I think we are pretty much on the same page! Thanks for the example of the ball-moving AI, that was helpful. I think I only have two things to add:
Reward is not the optimization target, and in particular just because an LLM was trained by changing it to predict the next token better, doesn’t mean the LLM will pursue that as a terminal goal. During operation an LLM is completely divorced from the training-time reward function, it just does the calculations and reads out the logits. This differs from a proper “goal” because we don’t need to worry about the LLM trying to wirehead by feeding itself easy predictions. In contrast, if we call up
To the extent we do say the LLM’s goal is next token prediction, that goal maps very unclearly onto human-relevant questions such as “is the AI safe?”. Next-token prediction contains multitudes, and in OP I wanted to push people towards “the LLM by itself can’t be divorced from how it’s prompted”.
Possibly relevant aside:
There may be some confusion here about behavioral vs. mechanistic claims.

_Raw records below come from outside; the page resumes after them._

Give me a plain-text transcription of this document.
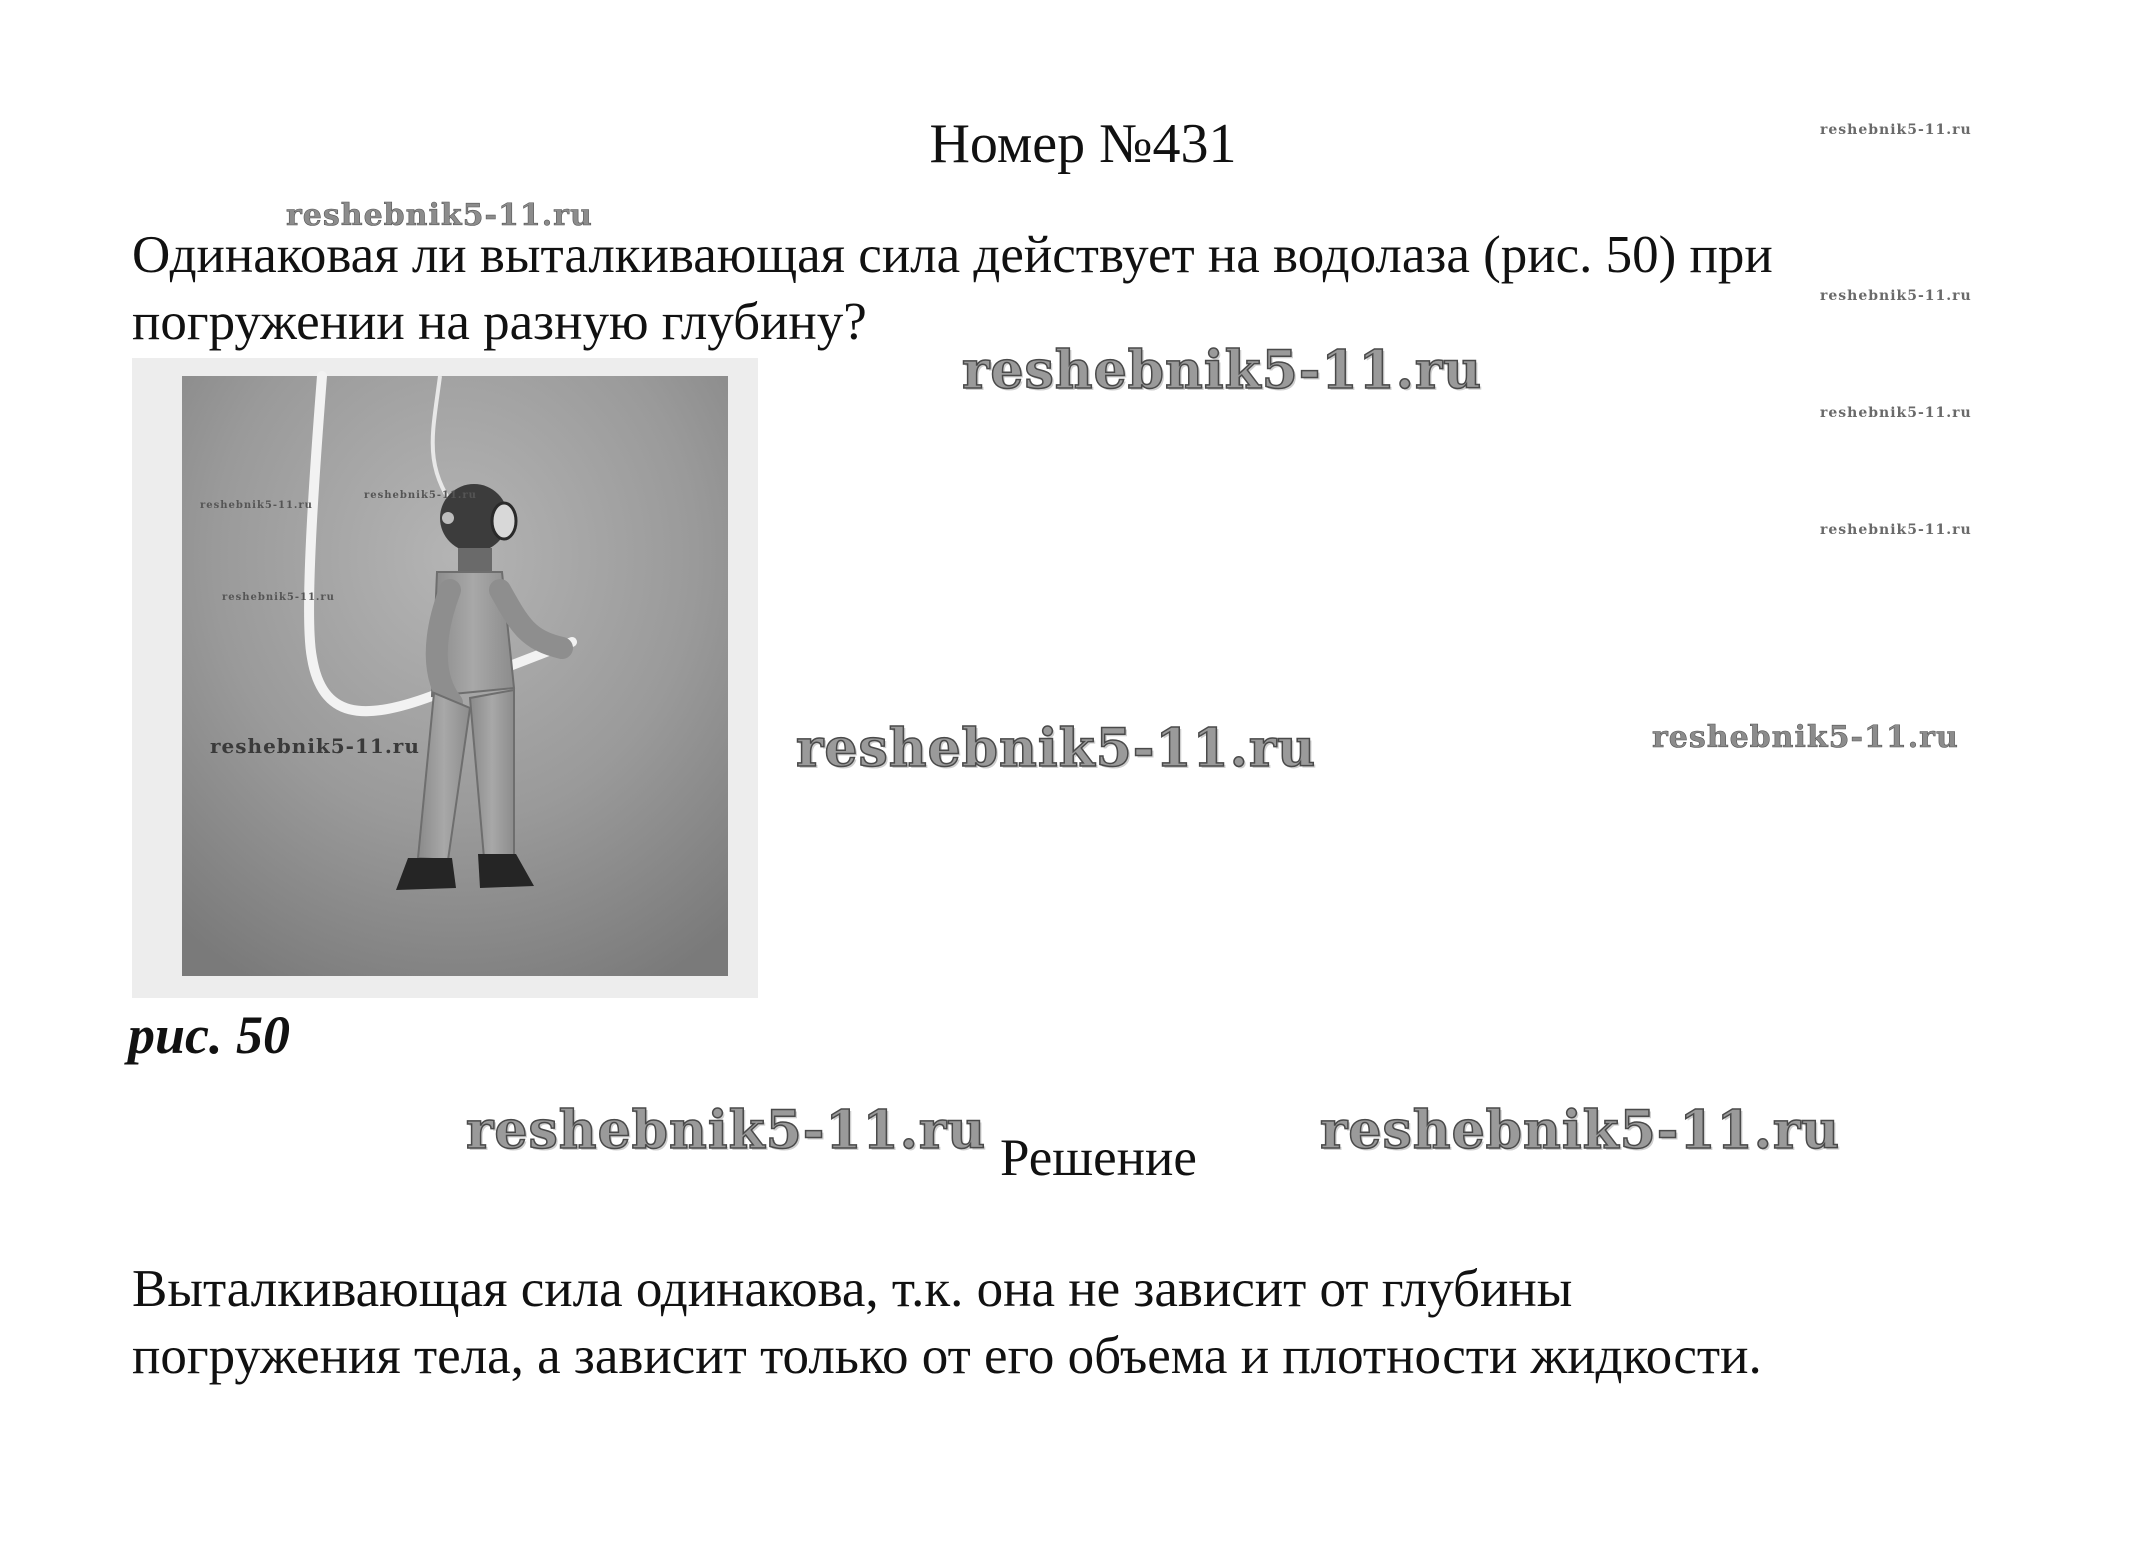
Номер №431
Одинаковая ли выталкивающая сила действует на водолаза (рис. 50) при
погружении на разную глубину?
рис. 50
Решение
Выталкивающая сила одинакова, т.к. она не зависит от глубины
погружения тела, а зависит только от его объема и плотности жидкости.
reshebnik5-11.ru
reshebnik5-11.ru
reshebnik5-11.ru
reshebnik5-11.ru
reshebnik5-11.ru
reshebnik5-11.ru
reshebnik5-11.ru	reshebnik5-11.ru
reshebnik5-11.ru	reshebnik5-11.ru
reshebnik5-11.ru
reshebnik5-11.ru
reshebnik5-11.ru
reshebnik5-11.ru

I think when some people talk about a model “having a goal” they have in mind something purely behavioral. So when they talk about there being something in GPT that “has a goal of predicting the next token”, they mean it in this purely behavioral way. Like that there are some circuits in the network whose behavior has the effect of predicting the next token well, but whose behavior is not motivated by / steering on the basis of trying to predict the next token well.
But when I (and possibly you as well?) talk about a model “having a goal” I mean something much more specific and mechanistic: a goal is a certain kind of internal representation that the model maintains, such that it makes decisions downstream of comparisons between that representation and its perception. That’s a very different thing! To claim that a model has such a goal is to make a substantive claim about its internal structure and how its cognition generalizes!
When people talk about the shoggoth, it sure sounds like they are making claims that there is in fact an agent behind the mask, an agent that has goals. But maybe not? Like, when Ronny talked of the shoggoth having a goal, I assumed he was making the latter, stronger claim about the model having hidden goal-directed cognitive gears, but maybe he was making the former, weaker claim about how we can describe the model’s behaviors?
I appreciate the clarification, and I’ll try to keep that distinction in mind going forward! To rephrase my claim in this language, I’d say that an LLM as a whole does not have a behavioral goal except for “predict the next token”, which is not a sufficiently descriptive as a behavioral goal to answer a lot of questions AI researchers care about (like “is the AI safe?”). In contrast, the simulacra the model produces can be much better described by more precise behavioral goals. For instance, one might say ChatGPT (with the hidden prompt we aren’t shown) has a behavioral goal of being a helpful assistant, or an LLM roleplaying as a paperclip maximizer has the behavioral goal of producing a lot of paperclips. But an LLM as a whole could contain simulacra that have all those behavioral goals and many more, and because of that diversity they can’t be well-described by any behavioral goal more precise than “predict the next token”.
Yeah I’m totally with you that it definitely isn’t actually next token prediction, it’s some totally other goal drawn from the dist of goals you get when you sgd for minimizing next token prediction surprise.